I can look back and see the wisdom in what she said that night, but at the time, Tabitha was frustrating me greatly, and I had a low opinion of her views and of her. I told her that her rhetoric would not convince me to break laws or to diminish the quality of life for thousands of young people at Kakuma.
— I have no right to make life harder for anyone else, I said.

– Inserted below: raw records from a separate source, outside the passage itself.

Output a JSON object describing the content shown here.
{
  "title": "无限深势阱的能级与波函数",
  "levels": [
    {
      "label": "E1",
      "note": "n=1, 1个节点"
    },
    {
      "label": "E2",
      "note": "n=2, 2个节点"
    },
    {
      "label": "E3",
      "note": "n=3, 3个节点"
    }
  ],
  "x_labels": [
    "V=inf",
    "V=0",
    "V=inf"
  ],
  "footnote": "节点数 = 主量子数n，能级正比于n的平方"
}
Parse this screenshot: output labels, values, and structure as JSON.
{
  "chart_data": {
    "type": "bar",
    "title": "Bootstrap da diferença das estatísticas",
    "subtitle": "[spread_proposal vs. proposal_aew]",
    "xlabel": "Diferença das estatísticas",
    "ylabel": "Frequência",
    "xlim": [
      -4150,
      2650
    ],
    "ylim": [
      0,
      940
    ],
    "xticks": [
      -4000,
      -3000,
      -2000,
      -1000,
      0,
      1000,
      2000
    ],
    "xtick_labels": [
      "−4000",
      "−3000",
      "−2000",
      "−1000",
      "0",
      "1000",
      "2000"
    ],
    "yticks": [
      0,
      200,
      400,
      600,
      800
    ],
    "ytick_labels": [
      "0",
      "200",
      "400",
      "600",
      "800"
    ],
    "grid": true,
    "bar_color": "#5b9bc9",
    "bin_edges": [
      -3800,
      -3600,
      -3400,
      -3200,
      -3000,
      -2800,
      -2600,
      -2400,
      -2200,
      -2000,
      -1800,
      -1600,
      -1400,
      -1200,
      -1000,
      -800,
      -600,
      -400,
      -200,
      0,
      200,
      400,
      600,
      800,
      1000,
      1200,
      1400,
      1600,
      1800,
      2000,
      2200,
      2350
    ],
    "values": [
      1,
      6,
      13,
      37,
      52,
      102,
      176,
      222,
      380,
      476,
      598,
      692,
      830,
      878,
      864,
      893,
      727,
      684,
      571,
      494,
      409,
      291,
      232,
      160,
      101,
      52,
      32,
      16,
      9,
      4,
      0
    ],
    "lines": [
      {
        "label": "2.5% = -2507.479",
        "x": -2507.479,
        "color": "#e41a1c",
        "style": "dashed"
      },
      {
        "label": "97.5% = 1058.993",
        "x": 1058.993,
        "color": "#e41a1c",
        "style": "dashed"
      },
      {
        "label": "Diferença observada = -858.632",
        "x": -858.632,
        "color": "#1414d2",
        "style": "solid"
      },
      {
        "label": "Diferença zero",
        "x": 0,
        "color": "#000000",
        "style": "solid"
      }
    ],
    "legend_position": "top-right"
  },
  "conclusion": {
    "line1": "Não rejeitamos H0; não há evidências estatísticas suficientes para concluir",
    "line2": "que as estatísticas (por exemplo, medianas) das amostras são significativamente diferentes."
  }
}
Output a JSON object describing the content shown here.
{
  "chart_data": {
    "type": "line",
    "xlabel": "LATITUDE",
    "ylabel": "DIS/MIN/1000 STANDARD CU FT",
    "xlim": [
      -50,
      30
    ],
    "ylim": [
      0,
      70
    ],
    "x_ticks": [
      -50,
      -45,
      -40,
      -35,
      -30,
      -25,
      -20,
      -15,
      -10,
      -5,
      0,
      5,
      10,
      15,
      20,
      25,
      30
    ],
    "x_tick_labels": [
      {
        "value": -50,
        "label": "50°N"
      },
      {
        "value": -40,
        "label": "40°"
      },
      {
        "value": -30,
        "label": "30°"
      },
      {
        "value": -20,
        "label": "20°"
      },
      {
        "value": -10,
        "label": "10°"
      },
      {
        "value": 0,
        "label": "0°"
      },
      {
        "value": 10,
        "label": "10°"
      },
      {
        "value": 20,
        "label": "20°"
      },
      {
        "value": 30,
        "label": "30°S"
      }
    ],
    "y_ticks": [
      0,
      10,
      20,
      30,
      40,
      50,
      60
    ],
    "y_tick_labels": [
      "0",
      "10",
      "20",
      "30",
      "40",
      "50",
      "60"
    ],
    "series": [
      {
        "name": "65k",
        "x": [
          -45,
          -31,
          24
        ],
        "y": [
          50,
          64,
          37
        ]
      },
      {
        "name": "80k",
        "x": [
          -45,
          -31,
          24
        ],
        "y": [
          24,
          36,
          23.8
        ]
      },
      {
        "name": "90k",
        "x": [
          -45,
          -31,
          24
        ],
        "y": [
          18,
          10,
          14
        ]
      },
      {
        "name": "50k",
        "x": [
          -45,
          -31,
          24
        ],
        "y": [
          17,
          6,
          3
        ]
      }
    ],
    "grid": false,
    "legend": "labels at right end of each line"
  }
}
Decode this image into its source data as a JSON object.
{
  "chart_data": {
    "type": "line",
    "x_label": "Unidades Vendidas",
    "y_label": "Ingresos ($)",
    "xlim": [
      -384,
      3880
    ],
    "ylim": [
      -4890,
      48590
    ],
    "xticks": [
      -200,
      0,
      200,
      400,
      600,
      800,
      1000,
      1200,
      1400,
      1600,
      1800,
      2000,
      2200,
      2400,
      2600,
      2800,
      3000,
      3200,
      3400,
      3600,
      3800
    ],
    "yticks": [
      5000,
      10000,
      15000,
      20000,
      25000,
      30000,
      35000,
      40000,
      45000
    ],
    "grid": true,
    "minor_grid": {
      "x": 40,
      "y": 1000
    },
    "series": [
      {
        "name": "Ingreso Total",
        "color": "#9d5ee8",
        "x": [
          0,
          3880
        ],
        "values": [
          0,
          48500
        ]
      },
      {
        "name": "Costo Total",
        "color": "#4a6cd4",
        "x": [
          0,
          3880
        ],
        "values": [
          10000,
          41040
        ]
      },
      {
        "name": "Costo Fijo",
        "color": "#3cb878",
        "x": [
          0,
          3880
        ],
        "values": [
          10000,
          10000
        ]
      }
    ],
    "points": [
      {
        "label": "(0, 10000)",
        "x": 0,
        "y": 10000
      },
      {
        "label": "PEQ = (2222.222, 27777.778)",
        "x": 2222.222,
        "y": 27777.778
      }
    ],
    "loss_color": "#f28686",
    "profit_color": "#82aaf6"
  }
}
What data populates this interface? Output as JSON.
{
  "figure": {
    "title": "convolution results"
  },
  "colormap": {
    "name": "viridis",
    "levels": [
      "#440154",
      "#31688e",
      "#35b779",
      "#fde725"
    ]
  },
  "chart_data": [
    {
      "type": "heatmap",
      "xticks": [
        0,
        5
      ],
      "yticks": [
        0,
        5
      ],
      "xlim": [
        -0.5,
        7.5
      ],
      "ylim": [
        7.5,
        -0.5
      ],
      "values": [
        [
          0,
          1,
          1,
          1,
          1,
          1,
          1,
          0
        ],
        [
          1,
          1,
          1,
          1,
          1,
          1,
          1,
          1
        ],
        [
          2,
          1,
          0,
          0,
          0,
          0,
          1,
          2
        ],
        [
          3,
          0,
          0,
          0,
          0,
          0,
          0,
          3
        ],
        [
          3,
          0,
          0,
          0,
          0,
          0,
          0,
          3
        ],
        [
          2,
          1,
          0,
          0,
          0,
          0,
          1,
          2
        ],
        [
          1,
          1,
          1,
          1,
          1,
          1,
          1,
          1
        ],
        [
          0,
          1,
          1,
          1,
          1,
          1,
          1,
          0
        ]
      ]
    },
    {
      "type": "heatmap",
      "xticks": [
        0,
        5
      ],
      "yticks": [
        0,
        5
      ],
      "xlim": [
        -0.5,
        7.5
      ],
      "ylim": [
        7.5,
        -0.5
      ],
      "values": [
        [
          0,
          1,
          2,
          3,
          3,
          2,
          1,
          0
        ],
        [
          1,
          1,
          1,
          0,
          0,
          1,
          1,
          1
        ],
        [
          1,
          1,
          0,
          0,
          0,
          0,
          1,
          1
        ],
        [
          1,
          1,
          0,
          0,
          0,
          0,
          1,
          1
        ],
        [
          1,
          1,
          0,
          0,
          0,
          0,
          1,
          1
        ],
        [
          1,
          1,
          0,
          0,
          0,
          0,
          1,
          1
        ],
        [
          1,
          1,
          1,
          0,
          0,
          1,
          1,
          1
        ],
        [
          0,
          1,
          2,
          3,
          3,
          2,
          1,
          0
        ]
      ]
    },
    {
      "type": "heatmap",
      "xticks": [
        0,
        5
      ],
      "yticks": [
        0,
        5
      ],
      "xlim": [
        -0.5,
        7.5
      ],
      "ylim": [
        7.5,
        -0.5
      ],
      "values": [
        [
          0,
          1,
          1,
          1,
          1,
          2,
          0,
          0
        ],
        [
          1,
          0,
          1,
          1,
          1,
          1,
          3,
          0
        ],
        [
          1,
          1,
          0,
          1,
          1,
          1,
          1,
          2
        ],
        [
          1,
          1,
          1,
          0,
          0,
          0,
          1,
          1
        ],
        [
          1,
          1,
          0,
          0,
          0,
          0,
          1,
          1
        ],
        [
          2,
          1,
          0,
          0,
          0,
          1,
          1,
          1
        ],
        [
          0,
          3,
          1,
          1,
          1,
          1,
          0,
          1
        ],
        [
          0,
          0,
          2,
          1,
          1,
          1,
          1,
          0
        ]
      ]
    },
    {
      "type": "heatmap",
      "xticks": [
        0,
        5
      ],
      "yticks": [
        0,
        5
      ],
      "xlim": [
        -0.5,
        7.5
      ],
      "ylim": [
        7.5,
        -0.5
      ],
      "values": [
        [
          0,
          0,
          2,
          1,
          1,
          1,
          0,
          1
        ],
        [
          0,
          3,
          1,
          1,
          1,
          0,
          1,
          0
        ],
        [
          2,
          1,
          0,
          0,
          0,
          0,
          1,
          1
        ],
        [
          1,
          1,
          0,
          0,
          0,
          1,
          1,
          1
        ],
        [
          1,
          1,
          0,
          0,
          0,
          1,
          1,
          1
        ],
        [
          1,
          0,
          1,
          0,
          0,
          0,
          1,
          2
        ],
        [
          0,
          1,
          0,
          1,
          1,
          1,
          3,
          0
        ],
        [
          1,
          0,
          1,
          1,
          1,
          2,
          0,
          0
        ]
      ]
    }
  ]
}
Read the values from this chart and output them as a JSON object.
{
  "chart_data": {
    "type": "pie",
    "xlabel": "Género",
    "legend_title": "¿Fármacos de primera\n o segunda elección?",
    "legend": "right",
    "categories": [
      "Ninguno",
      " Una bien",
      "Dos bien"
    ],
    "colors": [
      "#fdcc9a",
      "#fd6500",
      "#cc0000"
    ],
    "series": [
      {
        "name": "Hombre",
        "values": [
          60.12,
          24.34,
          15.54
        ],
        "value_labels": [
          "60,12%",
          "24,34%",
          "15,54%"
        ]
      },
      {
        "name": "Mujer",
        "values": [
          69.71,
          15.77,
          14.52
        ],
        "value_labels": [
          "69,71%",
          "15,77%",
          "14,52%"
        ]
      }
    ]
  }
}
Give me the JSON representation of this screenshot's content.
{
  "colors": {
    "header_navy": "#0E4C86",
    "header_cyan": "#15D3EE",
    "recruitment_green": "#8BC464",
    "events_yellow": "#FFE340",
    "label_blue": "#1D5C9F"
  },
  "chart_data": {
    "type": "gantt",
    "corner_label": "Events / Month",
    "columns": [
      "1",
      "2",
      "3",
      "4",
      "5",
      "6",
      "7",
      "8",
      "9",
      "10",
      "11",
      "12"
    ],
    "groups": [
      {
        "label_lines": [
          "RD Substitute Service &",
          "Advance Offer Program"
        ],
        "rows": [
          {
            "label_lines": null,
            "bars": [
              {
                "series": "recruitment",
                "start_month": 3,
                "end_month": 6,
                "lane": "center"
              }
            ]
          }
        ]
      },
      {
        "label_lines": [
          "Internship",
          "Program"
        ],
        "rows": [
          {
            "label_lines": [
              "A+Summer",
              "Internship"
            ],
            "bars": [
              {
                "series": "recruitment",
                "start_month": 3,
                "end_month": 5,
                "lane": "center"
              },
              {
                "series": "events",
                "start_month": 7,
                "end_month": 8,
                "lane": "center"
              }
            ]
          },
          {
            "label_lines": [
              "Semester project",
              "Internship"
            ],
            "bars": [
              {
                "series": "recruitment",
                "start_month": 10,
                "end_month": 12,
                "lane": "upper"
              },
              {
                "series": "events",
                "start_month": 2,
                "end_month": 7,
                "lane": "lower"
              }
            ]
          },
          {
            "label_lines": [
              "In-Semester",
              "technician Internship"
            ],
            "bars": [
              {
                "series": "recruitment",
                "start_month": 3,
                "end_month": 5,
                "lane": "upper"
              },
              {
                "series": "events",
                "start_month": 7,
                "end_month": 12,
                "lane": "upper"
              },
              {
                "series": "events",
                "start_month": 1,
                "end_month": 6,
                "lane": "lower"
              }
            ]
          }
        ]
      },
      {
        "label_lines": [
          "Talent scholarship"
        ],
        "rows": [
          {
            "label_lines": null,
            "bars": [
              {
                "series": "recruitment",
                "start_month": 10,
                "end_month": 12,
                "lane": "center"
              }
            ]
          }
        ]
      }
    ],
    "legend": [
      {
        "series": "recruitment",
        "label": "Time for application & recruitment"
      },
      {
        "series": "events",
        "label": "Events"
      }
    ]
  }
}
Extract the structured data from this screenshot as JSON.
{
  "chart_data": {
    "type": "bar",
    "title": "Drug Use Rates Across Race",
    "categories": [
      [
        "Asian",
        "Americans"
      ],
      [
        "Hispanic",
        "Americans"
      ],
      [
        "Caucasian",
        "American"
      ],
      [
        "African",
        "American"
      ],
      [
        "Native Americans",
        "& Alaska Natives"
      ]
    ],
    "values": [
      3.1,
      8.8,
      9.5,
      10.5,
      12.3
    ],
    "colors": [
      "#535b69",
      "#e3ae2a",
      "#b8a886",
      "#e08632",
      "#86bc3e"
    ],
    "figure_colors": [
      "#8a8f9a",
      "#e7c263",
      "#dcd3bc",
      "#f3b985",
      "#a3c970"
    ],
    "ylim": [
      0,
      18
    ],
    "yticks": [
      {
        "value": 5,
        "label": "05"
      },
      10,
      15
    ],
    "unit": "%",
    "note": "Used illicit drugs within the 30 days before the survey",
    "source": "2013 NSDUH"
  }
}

And that was the end of our talk. I wandered through the store for some time, not sure if I wanted to be with Tabitha then or ever again. She was a different person than I had previously assumed. She seemed selfish to me, irresponsible and short-sighted and immature. I decided I would simply go to Charles's shop at ten o'clock, hoping Tabitha would be there. But I did not want to be the one to prevent her from fleeing if she so chose. I hoped so dearly that she would not run away but I did not want to tell her not to. I did not have that right. I was sure that this night would be the end of our romance. She would see me as timid and overly obedient; this was something I feared from the beginning, that Tabitha favored more dangerous men than me. I was then, like I was on so many days, at war with my law-abiding personality. Over the years, my eagerness to please those in authority got me into far too much trouble.